The Orca has earned itself the name 'Killer Whale' due to its predatory nature. The killer whale is instantly recognisable, thanks to their dramatic black and white colouration. They have been known to attack and eat all sorts of marine wildlife including fish, sharks, rays, squid, octopuses, sea turtles and even sea birds. However, there are only a handful of documented cases of wild Orcas attacking humans in the wild. The only fatal attacks against humans have been by Orcas held in captivity. Orcas are found throughout the world's oceans and seas including our UK waters. With scientists showing that there are Two Killer Whale Types Found In UK Waters. For a long time scientists have known that different forms of Orca inhabit certain regions of the Pacific and Antarctic, but only a few years ago was this documented in the North Atlantic. In the UK, Orcas are seen most regularly around the Shetland and Orkney Islands. With pods of around 8-10 regularly being sighted in July/August 2018 around Scapa Flow, Orkney Islands.
There is something so exciting about spotting and watching a pod of dolphins in the wild around our coastal waters. There are more than twenty species of cetaceans found around the UK with the Bottlenose dolphin being one of the most spotted. They can be seen close to the shore on both the west and east coasts as well as the northern coast of Scotland although sightings off the north are less common. The North Sea's only known resident population of Bottlenose Dolphins can be found in the Moray Firth in Scotland. Just under 200 dolphins, span their way as far South as the Firth of Forth at North Berwick. The North East Coast of England has year-round sightings of Harbour Porpoises, whereas the Isle Of Man and the West Coast has regular sightings of Bottlenose and Risso Dolphins and Harbour Porpoises with Minke Whales through autumn months. Check out the Sea Watch Foundation for recent sightings.
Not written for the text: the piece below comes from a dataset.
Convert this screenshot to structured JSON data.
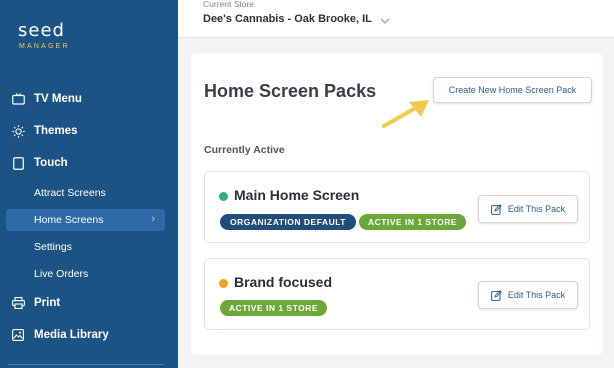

Humpback Whales are one of the most sought after encounters for almost all marine mammal lovers. Growing up to 20 metres long, weighing an incredible 40 tons, the Humpback Whale is a truly HUGE beast! Having been hunted to near extinction by humans, Humpback numbers have risen significantly. The Humpback survives predominately on krill and small pelagic crustaceans. They do also consume a lot of fish, especially smaller, shoaling fish species. Humpback Whales can be found worldwide. Due to their long migratory routes, they are found in all of our major oceans and seas. Long migrations mean these whales are not found in the enclosed waters such as the Mediterranean Sea. Although Humpback encounters are not common around our UK coasts, the migratory patterns allow for sightings off the west coast of Ireland as well as the west and north coasts of Scotland.